Lhoksukon, Seputar Aceh – Masyarakat Transparansi Aceh (MaTA) mensinyalir, dua dari lima dusun di Gampong Meunasah Geudong, Kecamatan Baktya Kabupaten Aceh Utara terindikasi fiktif, hanya memiliki nama saja tetapi tidak memiliki wilayah.

“Hal ini didasari atas penelusuran MaTA yang menindaklanjuti pengaduan yang disampaikan oleh tokoh masyarakat gampong setempat. Dua dusun yang diduga fiktif yakni Dusun Alue Jamok dan Dusun Krueng Lingka,” sebut Baihaqi, Koordinator Bidang Advokasi dan Kampanye MaTA dalam siaran pers yang diterima Seputar Aceh, Kamis (14/10).
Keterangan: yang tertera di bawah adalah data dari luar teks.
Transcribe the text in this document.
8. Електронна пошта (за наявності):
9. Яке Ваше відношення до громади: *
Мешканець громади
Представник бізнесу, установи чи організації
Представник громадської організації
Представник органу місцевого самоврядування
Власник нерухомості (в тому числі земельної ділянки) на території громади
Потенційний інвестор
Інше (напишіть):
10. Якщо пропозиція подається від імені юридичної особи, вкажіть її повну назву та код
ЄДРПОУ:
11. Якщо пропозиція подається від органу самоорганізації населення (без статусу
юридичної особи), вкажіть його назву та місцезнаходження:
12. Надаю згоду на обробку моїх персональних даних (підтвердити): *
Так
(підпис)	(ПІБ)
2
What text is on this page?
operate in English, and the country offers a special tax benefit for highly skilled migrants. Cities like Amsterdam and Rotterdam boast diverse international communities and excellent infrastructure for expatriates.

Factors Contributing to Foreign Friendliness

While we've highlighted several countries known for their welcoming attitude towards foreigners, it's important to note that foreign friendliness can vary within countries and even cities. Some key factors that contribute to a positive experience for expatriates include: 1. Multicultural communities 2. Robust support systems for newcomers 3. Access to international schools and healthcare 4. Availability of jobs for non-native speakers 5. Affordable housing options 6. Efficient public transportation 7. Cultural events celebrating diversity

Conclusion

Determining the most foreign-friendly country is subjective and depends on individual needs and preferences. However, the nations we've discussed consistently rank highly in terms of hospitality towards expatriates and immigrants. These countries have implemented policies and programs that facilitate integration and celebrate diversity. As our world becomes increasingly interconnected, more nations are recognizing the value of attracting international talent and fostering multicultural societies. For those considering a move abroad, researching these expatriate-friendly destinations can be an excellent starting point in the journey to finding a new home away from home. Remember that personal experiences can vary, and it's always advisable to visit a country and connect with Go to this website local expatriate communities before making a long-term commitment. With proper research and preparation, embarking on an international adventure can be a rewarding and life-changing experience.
Menurut Baihaqi, berdasarkan hasil telaah MaTA, keberadaan dua dusun yang diduga fiktif tersebut sangat merugikan keuangan daerah, di mana masing-masing dusun memiliki Kepala Dusun (Kadus) yang tidak bekerja sebagai Kadus akan tetapi tetap mendapatkan jerih dari Pemerintah Kabupaten Aceh Utara sebesar Rp300 ribu perbulannya. Parahnya lagi, keberadaan dua dusun tersebut kurang lebih sudah 10 tahun,

MaTA menduga, persoalan serupa tidak hanya terjadi di Gampong Meunasah Kecamatan Baktya, kemungkinan juga terjadi di gampong lain.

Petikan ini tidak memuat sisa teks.